San Francisco voters will find two pension reform measures on their November 8 ballot this year. One was submitted by the Mayor and the Board of Supervisors, the other by an initiative process sponsored by Jeff Adachi, the City’s Public Defender. Today the Ballot Simplification Committee went through each of the measures to ensure that they will be clear and comprehensible to voters. It was a lengthy process.
The Mayor’s proposal, which will be Ballot Measure C: City Retirement and Health Care Benefits, includes changes to both the pension system and the health benefits for city employees. The Adachi proposal, which will be Ballot Measure D Retirement Benefits for City Employees, deals only with the pension system and does not address health benefits. Both measures will change the contributions made by city employees and elected officials for their retirement benefits and also raise the age at which individuals can retire and receive benefits. The specific details of each measure are far too intricate to be spelled out in this blog. One of the most difficult tasks of preparing for this election will be explaining to potential voters the differences between the measures. You can expect to read in the newspapers and hear from various media sources many different predictions about how much money the City will save if one or another of the measures is adopted. The League will have its work cut out for it in preparing materials for voter education on these competing measures.

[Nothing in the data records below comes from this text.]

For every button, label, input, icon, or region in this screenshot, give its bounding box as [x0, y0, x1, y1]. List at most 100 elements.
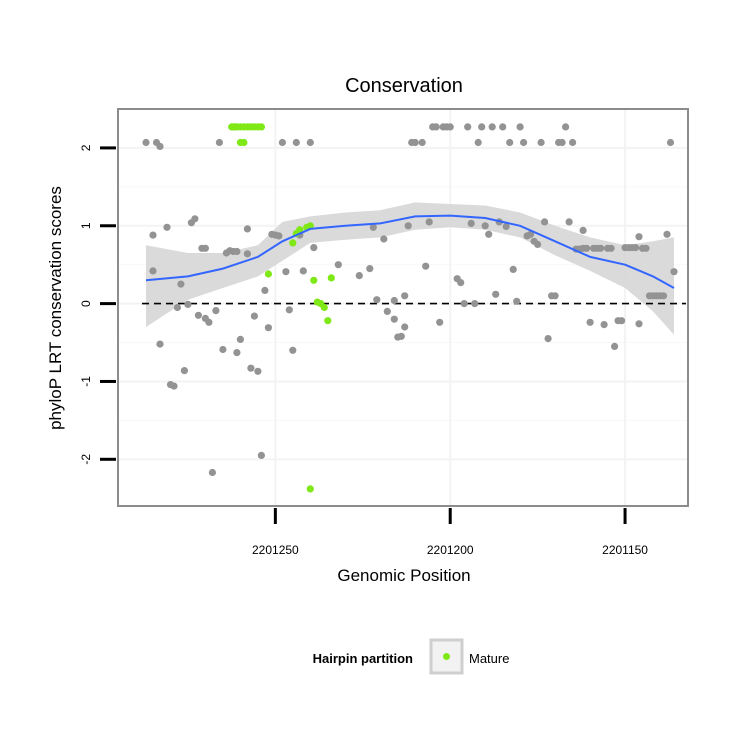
point-other — [142, 138, 150, 147]
point-mature — [327, 274, 335, 282]
point-other — [173, 303, 181, 312]
point-other — [282, 268, 290, 276]
point-other — [618, 317, 626, 325]
point-other — [499, 123, 507, 131]
point-other — [208, 468, 216, 477]
point-other — [170, 382, 178, 390]
point-other — [411, 138, 419, 147]
legend-title: Hairpin partition — [313, 651, 413, 666]
point-other — [373, 296, 381, 304]
x-tick-label: 2201150 — [602, 543, 648, 557]
point-other — [243, 225, 251, 233]
point-other — [156, 340, 164, 348]
point-other — [537, 138, 545, 147]
point-other — [425, 218, 433, 226]
point-other — [390, 315, 398, 323]
point-other — [635, 320, 643, 328]
point-mature — [320, 303, 328, 312]
point-other — [670, 268, 678, 276]
point-other — [418, 138, 426, 147]
point-other — [509, 265, 517, 273]
point-other — [366, 265, 374, 273]
point-other — [285, 306, 293, 314]
point-other — [194, 311, 202, 319]
point-other — [527, 230, 535, 238]
legend-key-box — [429, 638, 464, 675]
point-other — [397, 332, 405, 340]
point-mature — [240, 138, 248, 147]
point-other — [261, 286, 269, 294]
legend-mature-marker — [443, 653, 450, 660]
point-mature — [257, 123, 265, 131]
point-other — [513, 297, 521, 305]
point-other — [558, 138, 566, 147]
point-other — [551, 292, 559, 300]
point-other — [201, 244, 209, 252]
point-other — [205, 318, 213, 326]
point-other — [635, 233, 643, 241]
point-mature — [306, 485, 314, 493]
point-other — [520, 138, 528, 147]
x-axis: 2201250 2201200 2201150 — [252, 508, 648, 557]
point-other — [184, 300, 192, 308]
x-tick-label: 2201200 — [427, 543, 474, 557]
point-other — [380, 235, 388, 243]
point-mature — [306, 222, 314, 230]
point-other — [257, 451, 265, 459]
y-tick-label: 2 — [79, 144, 93, 151]
point-other — [212, 307, 220, 315]
point-other — [289, 346, 297, 354]
legend: Hairpin partition Mature — [313, 638, 509, 675]
y-tick-label: 1 — [79, 222, 93, 229]
point-other — [457, 279, 465, 287]
y-tick-label: -1 — [79, 376, 93, 387]
point-other — [233, 247, 241, 256]
point-other — [600, 321, 608, 329]
point-other — [488, 123, 496, 131]
point-other — [485, 230, 493, 238]
point-mature — [289, 239, 297, 247]
y-tick-label: 0 — [79, 300, 93, 307]
point-other — [541, 218, 549, 226]
legend-mature-label: Mature — [469, 651, 509, 666]
point-other — [404, 222, 412, 230]
point-other — [278, 138, 286, 147]
point-other — [254, 367, 262, 375]
point-other — [544, 335, 552, 343]
point-other — [191, 215, 199, 223]
point-other — [666, 138, 675, 147]
point-other — [422, 262, 430, 270]
point-other — [334, 261, 342, 269]
smooth-trend-line — [145, 214, 675, 289]
point-other — [460, 300, 468, 308]
plot-border — [117, 108, 689, 507]
point-other — [390, 296, 398, 305]
point-other — [250, 312, 258, 320]
point-other — [565, 218, 573, 226]
point-other — [506, 138, 514, 147]
point-other — [474, 138, 482, 147]
x-axis-label: Genomic Position — [337, 566, 470, 585]
point-other — [432, 123, 440, 131]
point-other — [163, 223, 171, 231]
point-other — [471, 300, 479, 308]
point-other — [264, 324, 272, 332]
point-other — [569, 138, 577, 147]
chart-title: Conservation — [345, 75, 463, 97]
point-other — [401, 292, 409, 300]
point-other — [156, 142, 164, 150]
point-other — [215, 138, 223, 147]
point-other — [401, 323, 409, 331]
point-other — [383, 307, 391, 315]
point-other — [149, 267, 157, 275]
point-other — [516, 123, 524, 131]
point-other — [299, 267, 307, 275]
point-other — [607, 244, 615, 252]
point-other — [180, 367, 188, 375]
point-other — [247, 364, 255, 372]
point-other — [534, 240, 542, 248]
point-other — [631, 244, 640, 252]
point-other — [611, 342, 619, 350]
point-other — [177, 280, 185, 288]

While we are busy grappling with these measures an overriding question about City government goes unmentioned. One of the glaring weaknesses of San Francisco government is the number of details spelled out in the City Charter. Instead of being a document stating the general principles guiding the government and the City officials who lead it, our Charter includes the minute details of employee duties, rewards, pensions and other benefits. It is ridiculous that minor changes in retirement benefits require the re-writing of a portion of the City Charter. A complete revision of the Charter is long overdue and the League of Women Voters has been recommending that for many years. It’s easy to give up in despair and conclude that nothing will ever happen, but the League is well-known for hammering away at issues until their time finally comes. Getting the Redistricting Commission set-up took a long time, but this year we are finally seeing redistricting taken out of the hands of politicians and being decided by a nonpartisan group of citizens. Perhaps the City Charter should be our next focus. It may take years, but think what an achievement it would be to have a sensible basis for our City government at last.